Calculating Correlation in SPSS
Step 1: Prepare Your Data
- Enter your data into SPSS, with each variable in a separate column.
- Ensure your variables are measured on an interval or ratio scale for Pearson’s r, or ordinal scale for Spearman’s rho
Step 2: Access the Correlation Analysis Tool
- Click on “Analyze” in the top menu.
- Select “Correlate” from the dropdown menu.
- Choose “Bivariate” from the submenu
Step 3: Select Variables
- In the new window, move your variables of interest into the “Variables” box.
- You can select multiple variables to create a correlation matrix
Step 4: Choose Correlation Coefficient
- For Pearson’s r: Ensure “Pearson” is checked (it’s usually the default).
- For Spearman’s rho: Check the “Spearman” box
Step 5: Additional Options
- Under “Test of Significance,” select “Two-tailed” unless you have a specific directional hypothesis.

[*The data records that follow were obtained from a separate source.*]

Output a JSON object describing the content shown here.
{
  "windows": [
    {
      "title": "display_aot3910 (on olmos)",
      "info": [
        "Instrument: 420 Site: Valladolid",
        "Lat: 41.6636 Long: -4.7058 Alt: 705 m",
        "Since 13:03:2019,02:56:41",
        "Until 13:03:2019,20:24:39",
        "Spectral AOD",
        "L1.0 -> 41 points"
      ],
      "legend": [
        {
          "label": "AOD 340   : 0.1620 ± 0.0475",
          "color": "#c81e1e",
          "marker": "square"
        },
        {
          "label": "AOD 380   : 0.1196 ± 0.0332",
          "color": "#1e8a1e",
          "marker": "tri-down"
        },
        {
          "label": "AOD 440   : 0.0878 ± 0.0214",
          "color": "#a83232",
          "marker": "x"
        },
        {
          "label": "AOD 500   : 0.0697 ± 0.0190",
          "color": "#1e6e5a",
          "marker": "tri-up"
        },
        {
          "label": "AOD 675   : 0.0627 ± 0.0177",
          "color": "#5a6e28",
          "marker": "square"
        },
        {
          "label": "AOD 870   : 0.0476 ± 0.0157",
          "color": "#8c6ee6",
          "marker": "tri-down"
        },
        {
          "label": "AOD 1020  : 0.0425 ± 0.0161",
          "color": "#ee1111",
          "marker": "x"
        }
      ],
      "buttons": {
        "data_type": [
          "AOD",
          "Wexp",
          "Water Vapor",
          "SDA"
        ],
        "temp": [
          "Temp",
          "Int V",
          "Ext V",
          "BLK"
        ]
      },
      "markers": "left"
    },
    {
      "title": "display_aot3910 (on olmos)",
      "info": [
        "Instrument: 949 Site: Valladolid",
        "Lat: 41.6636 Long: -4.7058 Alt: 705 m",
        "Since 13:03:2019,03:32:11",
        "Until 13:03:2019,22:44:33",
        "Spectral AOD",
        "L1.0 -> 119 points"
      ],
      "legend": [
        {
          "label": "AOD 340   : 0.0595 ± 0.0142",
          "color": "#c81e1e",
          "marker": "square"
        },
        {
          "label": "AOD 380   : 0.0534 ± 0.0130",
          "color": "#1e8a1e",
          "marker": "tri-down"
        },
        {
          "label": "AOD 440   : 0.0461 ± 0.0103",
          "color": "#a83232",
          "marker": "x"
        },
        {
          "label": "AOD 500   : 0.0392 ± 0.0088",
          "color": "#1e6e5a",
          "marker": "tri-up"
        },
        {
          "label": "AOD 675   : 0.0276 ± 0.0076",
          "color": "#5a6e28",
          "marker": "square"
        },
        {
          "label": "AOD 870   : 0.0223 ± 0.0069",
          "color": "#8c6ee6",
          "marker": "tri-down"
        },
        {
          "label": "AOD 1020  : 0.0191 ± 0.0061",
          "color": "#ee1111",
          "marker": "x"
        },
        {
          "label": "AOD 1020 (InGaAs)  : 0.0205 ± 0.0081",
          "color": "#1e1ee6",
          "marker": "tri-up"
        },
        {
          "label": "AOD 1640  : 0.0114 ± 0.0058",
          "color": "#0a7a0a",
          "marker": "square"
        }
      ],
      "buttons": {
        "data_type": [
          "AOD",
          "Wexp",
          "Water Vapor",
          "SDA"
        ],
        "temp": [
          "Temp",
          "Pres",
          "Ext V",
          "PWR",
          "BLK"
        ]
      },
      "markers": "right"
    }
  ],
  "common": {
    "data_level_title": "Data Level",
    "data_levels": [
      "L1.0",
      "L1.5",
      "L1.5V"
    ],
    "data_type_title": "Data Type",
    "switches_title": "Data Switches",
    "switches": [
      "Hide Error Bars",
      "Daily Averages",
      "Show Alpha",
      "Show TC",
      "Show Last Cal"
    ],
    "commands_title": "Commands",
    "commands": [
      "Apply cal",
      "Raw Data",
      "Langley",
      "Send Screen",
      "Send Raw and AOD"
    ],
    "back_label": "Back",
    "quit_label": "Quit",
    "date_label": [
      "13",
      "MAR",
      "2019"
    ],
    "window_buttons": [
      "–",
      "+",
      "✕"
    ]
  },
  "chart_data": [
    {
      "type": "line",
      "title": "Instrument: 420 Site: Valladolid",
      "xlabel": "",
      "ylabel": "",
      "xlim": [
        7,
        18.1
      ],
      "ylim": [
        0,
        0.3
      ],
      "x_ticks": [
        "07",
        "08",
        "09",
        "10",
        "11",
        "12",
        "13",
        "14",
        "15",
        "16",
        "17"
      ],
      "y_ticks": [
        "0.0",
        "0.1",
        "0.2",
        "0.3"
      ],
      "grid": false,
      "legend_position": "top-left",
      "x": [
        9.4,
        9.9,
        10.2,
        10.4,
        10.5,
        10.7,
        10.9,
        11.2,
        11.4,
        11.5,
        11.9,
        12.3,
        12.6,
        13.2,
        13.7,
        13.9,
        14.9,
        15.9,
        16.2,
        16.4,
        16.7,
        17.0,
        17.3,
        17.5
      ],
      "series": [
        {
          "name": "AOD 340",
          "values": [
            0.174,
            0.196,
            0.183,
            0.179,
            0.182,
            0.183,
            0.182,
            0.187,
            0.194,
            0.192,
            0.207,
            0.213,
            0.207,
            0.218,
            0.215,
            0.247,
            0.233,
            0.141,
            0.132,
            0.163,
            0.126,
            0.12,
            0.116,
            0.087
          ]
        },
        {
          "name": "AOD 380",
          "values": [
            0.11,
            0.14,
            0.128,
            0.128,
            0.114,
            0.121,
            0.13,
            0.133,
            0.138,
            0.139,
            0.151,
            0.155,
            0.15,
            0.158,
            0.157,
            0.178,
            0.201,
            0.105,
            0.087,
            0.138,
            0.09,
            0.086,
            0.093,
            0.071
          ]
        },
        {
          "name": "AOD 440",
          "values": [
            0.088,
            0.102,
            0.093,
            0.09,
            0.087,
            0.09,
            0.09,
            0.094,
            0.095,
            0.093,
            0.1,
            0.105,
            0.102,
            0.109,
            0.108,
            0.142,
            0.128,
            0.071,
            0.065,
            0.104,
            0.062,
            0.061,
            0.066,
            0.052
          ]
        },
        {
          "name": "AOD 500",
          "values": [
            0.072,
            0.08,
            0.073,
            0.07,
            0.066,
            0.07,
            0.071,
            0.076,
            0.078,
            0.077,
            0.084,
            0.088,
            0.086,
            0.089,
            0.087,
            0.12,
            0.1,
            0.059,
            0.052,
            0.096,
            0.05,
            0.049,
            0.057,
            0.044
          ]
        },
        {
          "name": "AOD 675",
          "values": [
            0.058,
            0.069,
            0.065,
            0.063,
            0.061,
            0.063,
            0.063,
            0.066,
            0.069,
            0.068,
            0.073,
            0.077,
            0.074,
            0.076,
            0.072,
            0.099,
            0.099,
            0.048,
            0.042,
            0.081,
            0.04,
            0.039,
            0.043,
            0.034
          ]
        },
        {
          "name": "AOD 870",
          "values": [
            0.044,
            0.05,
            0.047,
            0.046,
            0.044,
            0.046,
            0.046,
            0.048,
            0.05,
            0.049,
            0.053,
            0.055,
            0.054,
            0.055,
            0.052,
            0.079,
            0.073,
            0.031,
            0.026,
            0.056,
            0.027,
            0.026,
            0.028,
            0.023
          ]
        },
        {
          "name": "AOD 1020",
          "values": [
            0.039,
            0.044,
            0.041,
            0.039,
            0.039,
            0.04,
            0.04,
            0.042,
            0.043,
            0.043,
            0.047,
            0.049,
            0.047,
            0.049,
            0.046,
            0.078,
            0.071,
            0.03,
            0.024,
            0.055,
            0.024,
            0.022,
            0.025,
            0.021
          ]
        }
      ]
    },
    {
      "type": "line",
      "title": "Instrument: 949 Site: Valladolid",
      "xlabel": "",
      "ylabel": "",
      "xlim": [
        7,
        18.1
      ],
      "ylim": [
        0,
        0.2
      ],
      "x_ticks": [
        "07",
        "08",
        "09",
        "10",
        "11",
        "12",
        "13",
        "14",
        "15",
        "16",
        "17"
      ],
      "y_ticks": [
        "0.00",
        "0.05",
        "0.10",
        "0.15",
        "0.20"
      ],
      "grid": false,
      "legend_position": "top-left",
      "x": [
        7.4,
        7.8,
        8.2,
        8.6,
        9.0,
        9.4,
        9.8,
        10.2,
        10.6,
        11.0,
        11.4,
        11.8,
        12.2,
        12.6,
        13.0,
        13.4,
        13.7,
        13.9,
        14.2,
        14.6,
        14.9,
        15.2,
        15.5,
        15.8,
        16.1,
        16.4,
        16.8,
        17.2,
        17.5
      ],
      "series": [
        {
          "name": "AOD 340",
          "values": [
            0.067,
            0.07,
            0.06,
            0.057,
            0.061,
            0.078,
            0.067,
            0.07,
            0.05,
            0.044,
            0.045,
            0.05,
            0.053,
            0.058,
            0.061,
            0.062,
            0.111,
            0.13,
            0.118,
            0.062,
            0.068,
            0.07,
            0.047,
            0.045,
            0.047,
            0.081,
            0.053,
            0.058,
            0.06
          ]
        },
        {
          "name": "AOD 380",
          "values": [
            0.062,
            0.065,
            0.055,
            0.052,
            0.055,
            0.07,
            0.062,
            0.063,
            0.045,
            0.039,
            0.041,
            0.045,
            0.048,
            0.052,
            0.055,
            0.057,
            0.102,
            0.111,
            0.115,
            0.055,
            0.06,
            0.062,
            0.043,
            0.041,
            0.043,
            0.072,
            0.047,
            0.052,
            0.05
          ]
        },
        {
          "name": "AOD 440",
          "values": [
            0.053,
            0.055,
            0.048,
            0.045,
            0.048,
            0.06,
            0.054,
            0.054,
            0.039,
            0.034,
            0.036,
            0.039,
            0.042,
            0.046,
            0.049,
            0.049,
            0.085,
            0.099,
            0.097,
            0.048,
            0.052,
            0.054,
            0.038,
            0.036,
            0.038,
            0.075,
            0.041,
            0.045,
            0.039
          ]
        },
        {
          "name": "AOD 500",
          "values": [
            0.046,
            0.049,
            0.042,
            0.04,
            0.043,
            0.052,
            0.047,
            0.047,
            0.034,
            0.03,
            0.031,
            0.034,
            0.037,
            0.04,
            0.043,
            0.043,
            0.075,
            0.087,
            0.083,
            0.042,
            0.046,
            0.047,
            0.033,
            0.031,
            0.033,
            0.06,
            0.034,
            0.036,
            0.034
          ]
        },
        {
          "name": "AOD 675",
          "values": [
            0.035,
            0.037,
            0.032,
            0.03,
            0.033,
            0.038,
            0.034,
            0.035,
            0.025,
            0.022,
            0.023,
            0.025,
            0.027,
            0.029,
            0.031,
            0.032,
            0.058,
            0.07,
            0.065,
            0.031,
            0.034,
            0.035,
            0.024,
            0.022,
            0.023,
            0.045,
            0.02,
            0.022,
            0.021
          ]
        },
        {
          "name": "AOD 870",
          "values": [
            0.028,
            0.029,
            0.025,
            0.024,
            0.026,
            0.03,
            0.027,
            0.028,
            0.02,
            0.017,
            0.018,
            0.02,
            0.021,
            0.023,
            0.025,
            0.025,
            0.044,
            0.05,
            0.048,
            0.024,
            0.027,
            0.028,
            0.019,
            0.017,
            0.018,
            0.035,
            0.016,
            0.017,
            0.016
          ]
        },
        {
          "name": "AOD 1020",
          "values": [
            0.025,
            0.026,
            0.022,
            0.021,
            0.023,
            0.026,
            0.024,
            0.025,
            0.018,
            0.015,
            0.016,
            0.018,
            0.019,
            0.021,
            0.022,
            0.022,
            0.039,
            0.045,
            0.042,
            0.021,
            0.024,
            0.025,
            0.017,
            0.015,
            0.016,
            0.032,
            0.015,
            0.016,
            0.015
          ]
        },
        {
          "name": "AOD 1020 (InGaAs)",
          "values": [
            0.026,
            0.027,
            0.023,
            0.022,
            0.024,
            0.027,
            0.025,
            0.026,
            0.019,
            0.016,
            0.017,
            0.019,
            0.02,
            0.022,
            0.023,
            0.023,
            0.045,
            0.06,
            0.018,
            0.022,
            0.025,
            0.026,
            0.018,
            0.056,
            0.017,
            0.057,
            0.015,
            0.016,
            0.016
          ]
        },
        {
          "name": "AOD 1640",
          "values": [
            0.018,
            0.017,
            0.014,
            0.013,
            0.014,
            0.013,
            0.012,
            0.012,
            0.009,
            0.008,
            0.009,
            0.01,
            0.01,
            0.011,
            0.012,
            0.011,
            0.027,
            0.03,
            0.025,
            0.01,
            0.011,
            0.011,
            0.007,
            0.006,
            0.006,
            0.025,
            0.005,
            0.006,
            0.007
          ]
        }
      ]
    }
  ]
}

- Check “Flag significant correlations” to highlight significant results
Step 6: Run the Analysis
- Click “OK” to generate the correlation output
Interpreting the Results
Correlation Coefficient
- The value ranges from -1 to +1.
- Positive values indicate a positive relationship, negative values indicate an inverse relationship[1].

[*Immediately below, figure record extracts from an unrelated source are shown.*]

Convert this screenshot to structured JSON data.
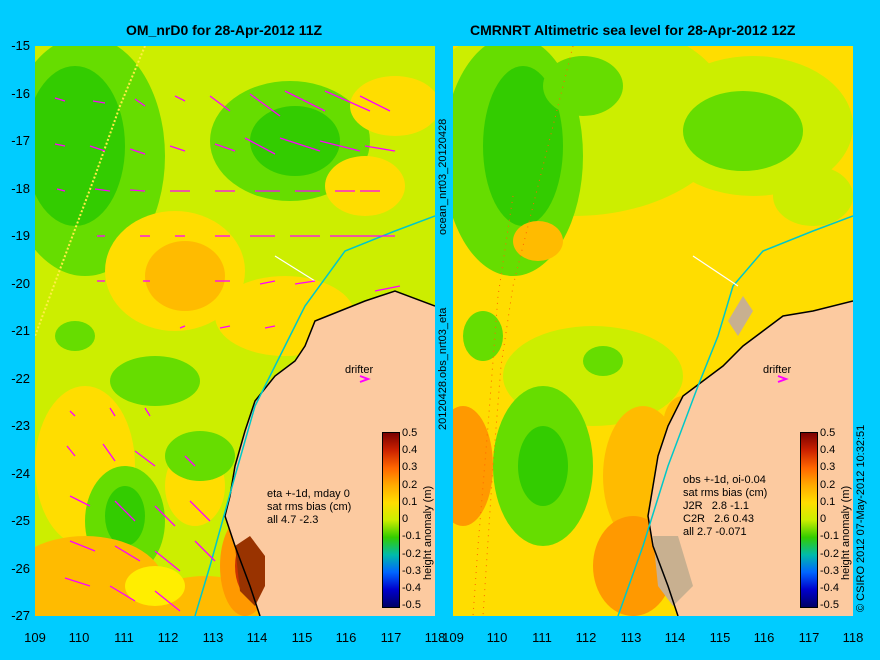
{
  "left_panel": {
    "title": "OM_nrD0 for 28-Apr-2012 11Z",
    "notes": [
      "eta +-1d, mday 0",
      "sat rms bias (cm)",
      "all 4.7 -2.3"
    ],
    "drifter_label": "drifter"
  },
  "right_panel": {
    "title": "CMRNRT Altimetric sea level  for 28-Apr-2012 12Z",
    "notes": [
      "obs +-1d, oi-0.04",
      "sat rms bias (cm)",
      "J2R   2.8 -1.1",
      "C2R   2.6 0.43",
      "all 2.7 -0.071"
    ],
    "drifter_label": "drifter"
  },
  "y_ticks": [
    "-15",
    "-16",
    "-17",
    "-18",
    "-19",
    "-20",
    "-21",
    "-22",
    "-23",
    "-24",
    "-25",
    "-26",
    "-27"
  ],
  "x_ticks_left": [
    "109",
    "110",
    "111",
    "112",
    "113",
    "114",
    "115",
    "116",
    "117",
    "118"
  ],
  "x_ticks_right": [
    "109",
    "110",
    "111",
    "112",
    "113",
    "114",
    "115",
    "116",
    "117",
    "118"
  ],
  "colorbar": {
    "title": "height anomaly (m)",
    "ticks": [
      "0.5",
      "0.4",
      "0.3",
      "0.2",
      "0.1",
      "0",
      "-0.1",
      "-0.2",
      "-0.3",
      "-0.4",
      "-0.5"
    ]
  },
  "side_labels": {
    "middle_top": "ocean_nrt03_20120428",
    "middle_bottom": "20120428.obs_nrt03_eta",
    "right": "© CSIRO 2012   07-May-2012 10:32:51"
  },
  "colors": {
    "background": "#00ccff",
    "land": "#fccaa0",
    "current_vectors": "#ff00ff",
    "coastline_track": "#00c8c8"
  }
}
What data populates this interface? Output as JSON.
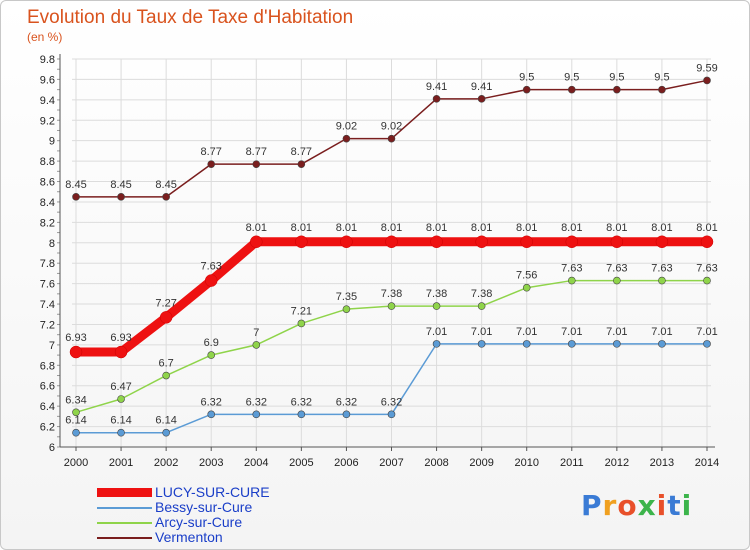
{
  "chart_data": {
    "type": "line",
    "title": "Evolution du Taux de Taxe d'Habitation",
    "subtitle": "(en %)",
    "x": [
      2000,
      2001,
      2002,
      2003,
      2004,
      2005,
      2006,
      2007,
      2008,
      2009,
      2010,
      2011,
      2012,
      2013,
      2014
    ],
    "yticks": [
      "6",
      "6.2",
      "6.4",
      "6.6",
      "6.8",
      "7",
      "7.2",
      "7.4",
      "7.6",
      "7.8",
      "8",
      "8.2",
      "8.4",
      "8.6",
      "8.8",
      "9",
      "9.2",
      "9.4",
      "9.6",
      "9.8"
    ],
    "ylim": [
      6,
      9.8
    ],
    "grid": true,
    "legend_position": "bottom-left",
    "series": [
      {
        "name": "Vermenton",
        "color": "#7a1e1e",
        "values": [
          8.45,
          8.45,
          8.45,
          8.77,
          8.77,
          8.77,
          9.02,
          9.02,
          9.41,
          9.41,
          9.5,
          9.5,
          9.5,
          9.5,
          9.59
        ],
        "labels": [
          "8.45",
          "8.45",
          "8.45",
          "8.77",
          "8.77",
          "8.77",
          "9.02",
          "9.02",
          "9.41",
          "9.41",
          "9.5",
          "9.5",
          "9.5",
          "9.5",
          "9.59"
        ]
      },
      {
        "name": "Arcy-sur-Cure",
        "color": "#8fd44a",
        "values": [
          6.34,
          6.47,
          6.7,
          6.9,
          7,
          7.21,
          7.35,
          7.38,
          7.38,
          7.38,
          7.56,
          7.63,
          7.63,
          7.63,
          7.63
        ],
        "labels": [
          "6.34",
          "6.47",
          "6.7",
          "6.9",
          "7",
          "7.21",
          "7.35",
          "7.38",
          "7.38",
          "7.38",
          "7.56",
          "7.63",
          "7.63",
          "7.63",
          "7.63"
        ]
      },
      {
        "name": "Bessy-sur-Cure",
        "color": "#5b9bd5",
        "values": [
          6.14,
          6.14,
          6.14,
          6.32,
          6.32,
          6.32,
          6.32,
          6.32,
          7.01,
          7.01,
          7.01,
          7.01,
          7.01,
          7.01,
          7.01
        ],
        "labels": [
          "6.14",
          "6.14",
          "6.14",
          "6.32",
          "6.32",
          "6.32",
          "6.32",
          "6.32",
          "7.01",
          "7.01",
          "7.01",
          "7.01",
          "7.01",
          "7.01",
          "7.01"
        ]
      },
      {
        "name": "LUCY-SUR-CURE",
        "color": "#ee1111",
        "values": [
          6.93,
          6.93,
          7.27,
          7.63,
          8.01,
          8.01,
          8.01,
          8.01,
          8.01,
          8.01,
          8.01,
          8.01,
          8.01,
          8.01,
          8.01
        ],
        "labels": [
          "6.93",
          "6.93",
          "7.27",
          "7.63",
          "8.01",
          "8.01",
          "8.01",
          "8.01",
          "8.01",
          "8.01",
          "8.01",
          "8.01",
          "8.01",
          "8.01",
          "8.01"
        ]
      }
    ],
    "legend": [
      "LUCY-SUR-CURE",
      "Bessy-sur-Cure",
      "Arcy-sur-Cure",
      "Vermenton"
    ]
  },
  "logo": {
    "text": "Proxiti"
  }
}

- Strength of correlation:
- 0.00 to 0.29: Weak
- 0.30 to 0.49: Moderate
- 0.50 to 1.00: Strong
Statistical Significance
- Look for p-values less than 0.05 (or your chosen significance level) to determine if the correlation is statistically significant.
Sample Size
- The output will also show the sample size (n) for each correlation.
Remember, correlation does not imply causation. Always interpret your results in the context of your research question and theoretical framework.

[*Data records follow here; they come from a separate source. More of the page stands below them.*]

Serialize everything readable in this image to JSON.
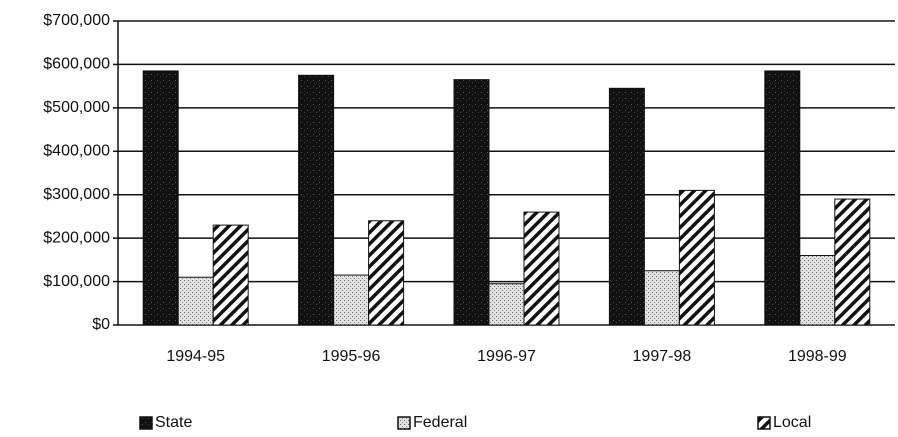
{
  "chart_data": {
    "type": "bar",
    "categories": [
      "1994-95",
      "1995-96",
      "1996-97",
      "1997-98",
      "1998-99"
    ],
    "series": [
      {
        "name": "State",
        "color": "#111111",
        "values": [
          585000,
          575000,
          565000,
          545000,
          585000
        ]
      },
      {
        "name": "Federal",
        "color": "#e2e2e2",
        "values": [
          110000,
          115000,
          95000,
          125000,
          160000
        ]
      },
      {
        "name": "Local",
        "color": "#ffffff",
        "values": [
          230000,
          240000,
          260000,
          310000,
          290000
        ]
      }
    ],
    "ylim": [
      0,
      700000
    ],
    "yticks": [
      {
        "value": 0,
        "label": "$0"
      },
      {
        "value": 100000,
        "label": "$100,000"
      },
      {
        "value": 200000,
        "label": "$200,000"
      },
      {
        "value": 300000,
        "label": "$300,000"
      },
      {
        "value": 400000,
        "label": "$400,000"
      },
      {
        "value": 500000,
        "label": "$500,000"
      },
      {
        "value": 600000,
        "label": "$600,000"
      },
      {
        "value": 700000,
        "label": "$700,000"
      }
    ],
    "grid": true,
    "legend": "bottom"
  }
}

To interpret the results of a Pearson correlation in SPSS, focus on these key elements:
- Correlation Coefficient (r): This value ranges from -1 to +1 and indicates the strength and direction of the relationship between variables
- Positive values indicate a positive relationship, negative values indicate an inverse relationship.
- Strength interpretation:
- 0.00 to 0.29: Weak correlation
- 0.30 to 0.49: Moderate correlation
- 0.50 to 1.00: Strong correlation
- Statistical Significance: Look at the “Sig. (2-tailed)” value
- If this value is less than your chosen significance level (typically 0.05), the correlation is statistically significant.
- Significant correlations are often flagged with asterisks in the output.
- Sample Size (n): This indicates the number of cases used in the analysis
Example Interpretation
Let’s say you have a correlation coefficient of 0.228 with a significance value of 0.060:
- The correlation coefficient (0.228) indicates a weak positive relationship between the variables.
- The significance value (0.060) is greater than 0.05, meaning the correlation is not statistically significant
- This suggests that while a small positive correlation was observed in the sample, there’s not enough evidence to conclude that this relationship exists in the population
- Remember, correlation does not imply causation. Always interpret results in the context of your research question and theoretical framework.